RE: RE: Anyone up for a quatern?

[quote="RHPeat"]Actually in your description there was nothing stated about rhyme schemes at all so I did not use rhyme at all. So I guess its written in a blank syllabic meter form.


Smiling Within Her Cubical

That’s the woman that lives inside
a room that is tightly closed up.
She walks in rings around her chair
then she sits before the window

to stare into the nothing there.
That’s the woman that lives inside
who finds emptiness everywhere.
She keeps all her doors locked so firm

to obscure the bigger world out-
side. She holds herself safe from harm.
That’s the woman that lives inside
to stay away from the danger

out there.
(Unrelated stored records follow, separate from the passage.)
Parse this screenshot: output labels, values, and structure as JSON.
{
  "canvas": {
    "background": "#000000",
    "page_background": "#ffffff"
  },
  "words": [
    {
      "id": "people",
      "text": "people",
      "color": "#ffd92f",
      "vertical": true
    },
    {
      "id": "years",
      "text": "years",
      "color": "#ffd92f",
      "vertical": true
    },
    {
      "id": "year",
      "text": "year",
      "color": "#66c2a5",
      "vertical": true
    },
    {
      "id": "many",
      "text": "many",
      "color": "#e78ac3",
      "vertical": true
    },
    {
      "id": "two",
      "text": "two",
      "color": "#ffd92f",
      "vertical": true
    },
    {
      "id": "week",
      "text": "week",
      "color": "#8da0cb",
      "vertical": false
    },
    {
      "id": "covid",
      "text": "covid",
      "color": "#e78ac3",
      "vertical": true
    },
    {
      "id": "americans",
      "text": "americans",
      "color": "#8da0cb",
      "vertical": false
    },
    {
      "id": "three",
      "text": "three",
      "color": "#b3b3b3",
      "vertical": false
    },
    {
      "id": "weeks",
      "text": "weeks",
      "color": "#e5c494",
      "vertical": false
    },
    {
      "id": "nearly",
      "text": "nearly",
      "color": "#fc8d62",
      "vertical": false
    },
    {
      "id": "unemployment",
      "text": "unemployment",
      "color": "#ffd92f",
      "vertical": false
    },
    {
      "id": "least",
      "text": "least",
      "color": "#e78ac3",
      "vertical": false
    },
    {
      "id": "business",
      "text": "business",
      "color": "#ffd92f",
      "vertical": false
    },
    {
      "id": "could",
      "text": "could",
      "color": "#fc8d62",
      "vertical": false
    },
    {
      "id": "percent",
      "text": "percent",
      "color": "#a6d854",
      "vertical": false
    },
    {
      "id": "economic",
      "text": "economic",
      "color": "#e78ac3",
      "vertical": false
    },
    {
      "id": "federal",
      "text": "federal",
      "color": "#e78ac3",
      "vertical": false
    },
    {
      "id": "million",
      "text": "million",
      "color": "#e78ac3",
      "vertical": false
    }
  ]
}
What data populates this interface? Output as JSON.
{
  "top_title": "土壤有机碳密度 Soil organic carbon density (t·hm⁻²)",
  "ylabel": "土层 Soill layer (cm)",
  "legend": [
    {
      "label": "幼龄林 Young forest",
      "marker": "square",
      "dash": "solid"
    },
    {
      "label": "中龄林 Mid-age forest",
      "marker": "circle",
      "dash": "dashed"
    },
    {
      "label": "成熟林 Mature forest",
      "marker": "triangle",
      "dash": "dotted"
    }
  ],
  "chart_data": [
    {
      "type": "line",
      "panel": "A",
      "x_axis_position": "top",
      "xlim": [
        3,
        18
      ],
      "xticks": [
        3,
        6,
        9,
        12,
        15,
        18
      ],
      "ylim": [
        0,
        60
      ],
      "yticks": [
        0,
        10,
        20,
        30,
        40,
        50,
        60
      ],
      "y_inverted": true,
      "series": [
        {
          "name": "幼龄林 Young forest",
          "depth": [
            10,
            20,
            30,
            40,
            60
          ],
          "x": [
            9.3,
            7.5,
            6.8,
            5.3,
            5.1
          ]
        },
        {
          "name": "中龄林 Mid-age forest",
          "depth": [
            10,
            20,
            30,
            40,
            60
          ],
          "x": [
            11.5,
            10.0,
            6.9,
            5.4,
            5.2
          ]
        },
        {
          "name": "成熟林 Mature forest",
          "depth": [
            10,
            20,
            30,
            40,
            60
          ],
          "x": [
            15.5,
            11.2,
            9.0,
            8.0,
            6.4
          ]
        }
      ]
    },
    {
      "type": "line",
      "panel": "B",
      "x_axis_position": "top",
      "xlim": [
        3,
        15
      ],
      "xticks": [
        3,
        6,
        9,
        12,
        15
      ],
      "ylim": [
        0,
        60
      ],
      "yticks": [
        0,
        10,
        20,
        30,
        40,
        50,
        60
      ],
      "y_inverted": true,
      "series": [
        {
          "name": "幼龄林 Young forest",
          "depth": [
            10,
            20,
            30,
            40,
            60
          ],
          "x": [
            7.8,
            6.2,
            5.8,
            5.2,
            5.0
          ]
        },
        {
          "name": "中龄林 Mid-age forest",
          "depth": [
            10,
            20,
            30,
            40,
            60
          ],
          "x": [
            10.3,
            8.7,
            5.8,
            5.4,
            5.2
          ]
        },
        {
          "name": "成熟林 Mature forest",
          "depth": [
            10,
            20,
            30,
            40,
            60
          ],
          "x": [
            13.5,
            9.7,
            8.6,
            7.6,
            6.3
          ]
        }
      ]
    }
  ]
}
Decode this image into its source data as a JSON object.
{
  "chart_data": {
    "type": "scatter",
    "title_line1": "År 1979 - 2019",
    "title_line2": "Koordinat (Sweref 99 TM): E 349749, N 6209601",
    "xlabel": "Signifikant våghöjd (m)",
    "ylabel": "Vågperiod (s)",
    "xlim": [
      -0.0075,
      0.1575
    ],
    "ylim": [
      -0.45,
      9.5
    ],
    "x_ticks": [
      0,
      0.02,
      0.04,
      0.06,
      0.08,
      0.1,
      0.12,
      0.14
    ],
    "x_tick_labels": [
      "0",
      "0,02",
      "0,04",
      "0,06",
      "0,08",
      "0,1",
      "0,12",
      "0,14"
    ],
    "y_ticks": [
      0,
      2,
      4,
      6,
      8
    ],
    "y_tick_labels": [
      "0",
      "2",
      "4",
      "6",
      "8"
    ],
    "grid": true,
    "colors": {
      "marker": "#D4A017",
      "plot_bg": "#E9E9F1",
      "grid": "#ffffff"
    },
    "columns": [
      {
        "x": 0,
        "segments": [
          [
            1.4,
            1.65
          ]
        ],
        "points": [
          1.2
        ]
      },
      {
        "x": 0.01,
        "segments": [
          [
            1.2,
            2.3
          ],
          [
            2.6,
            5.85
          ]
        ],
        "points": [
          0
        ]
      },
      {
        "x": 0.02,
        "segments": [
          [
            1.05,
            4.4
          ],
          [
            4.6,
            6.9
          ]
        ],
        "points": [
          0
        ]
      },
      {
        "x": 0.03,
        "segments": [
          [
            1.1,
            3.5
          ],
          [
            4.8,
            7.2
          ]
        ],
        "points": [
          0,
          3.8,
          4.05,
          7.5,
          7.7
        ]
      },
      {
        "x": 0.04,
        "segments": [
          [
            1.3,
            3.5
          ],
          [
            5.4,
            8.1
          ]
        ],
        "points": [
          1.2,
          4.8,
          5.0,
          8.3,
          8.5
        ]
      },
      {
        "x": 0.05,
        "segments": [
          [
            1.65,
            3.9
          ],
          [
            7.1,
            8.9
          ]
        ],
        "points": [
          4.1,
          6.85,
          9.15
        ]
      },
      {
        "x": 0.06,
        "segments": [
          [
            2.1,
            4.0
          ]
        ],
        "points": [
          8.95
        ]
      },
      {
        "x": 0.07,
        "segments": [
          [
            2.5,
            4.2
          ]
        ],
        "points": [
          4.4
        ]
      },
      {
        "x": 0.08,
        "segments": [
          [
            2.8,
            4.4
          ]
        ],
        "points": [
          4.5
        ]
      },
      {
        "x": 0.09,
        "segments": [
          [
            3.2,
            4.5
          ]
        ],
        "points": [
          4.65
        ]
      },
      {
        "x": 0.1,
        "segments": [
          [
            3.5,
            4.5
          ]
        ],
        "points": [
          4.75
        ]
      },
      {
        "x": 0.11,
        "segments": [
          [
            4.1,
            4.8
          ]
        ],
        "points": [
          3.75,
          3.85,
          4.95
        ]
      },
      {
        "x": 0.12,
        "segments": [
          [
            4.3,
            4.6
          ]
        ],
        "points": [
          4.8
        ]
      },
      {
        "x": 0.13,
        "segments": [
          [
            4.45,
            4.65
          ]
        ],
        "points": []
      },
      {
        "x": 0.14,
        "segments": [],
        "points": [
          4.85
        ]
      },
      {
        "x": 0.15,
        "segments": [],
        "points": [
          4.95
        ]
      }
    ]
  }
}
She hasn’t quite discovered
she’s nobody there; she knows it
all. Latched in fierce security
that’s the woman that lives inside.



© RHPeat 10:03 am, 3/19/09
Form: A Quatern: 4 quatrains with a refrain that shifts
Lines(1R,2,3,4; 1,2R,3,4; 1,2,3R,4; 1,2,3,4R
8 syllabic meter/verse.

@@@@@@@@@@@@@@@@@@@@@@@@@@@@@@@@@@@@@@@@@@@@@@@@@@@@@@@@

It is fascinating how poems written on certain themes and in a particular style, can stir our memory to recall incidents or experiences actually witnessed or were informed through poetry, music or sound technology.
This poem recalls my memory of Miss HavIsham in Charles Dicken;'s novel, "Great Expectations", IT shouldn't be a surprise that some of us can associate this poem with actual people , probably a relative
A very pleasing feature of the quatern is its brevity,and that a lot of des-cription, narrative, information and pathos or irony is artfully and rhythmically compressed into sixteen lines. .A prominent feature is, unity throughout he entire poem is sustained by a chorus or refrain line which occurs m every stanza., but not in the same position in each.


.
[/i]cool grin[/quote]

Last edited by cousinsoren 06-20-2010 at 02:11:40 PM

06-20-2010 at 08:13:01 PM

RE: Anyone up for a quatern?

Right you are, cousin, and you used this form to it's fullest measure. It is an excellent poem, a moving story and paints graphically the life and inner feelings of the subject character in few lines. Very, very nicely done, sir.

Of course, being the teacher, I must find something to correct! (you misspelled cubicle in the title)LOL

Poetry is when an emotion has found its thought and the thought has found words.

Robert Frost (1875-1963) American Poet.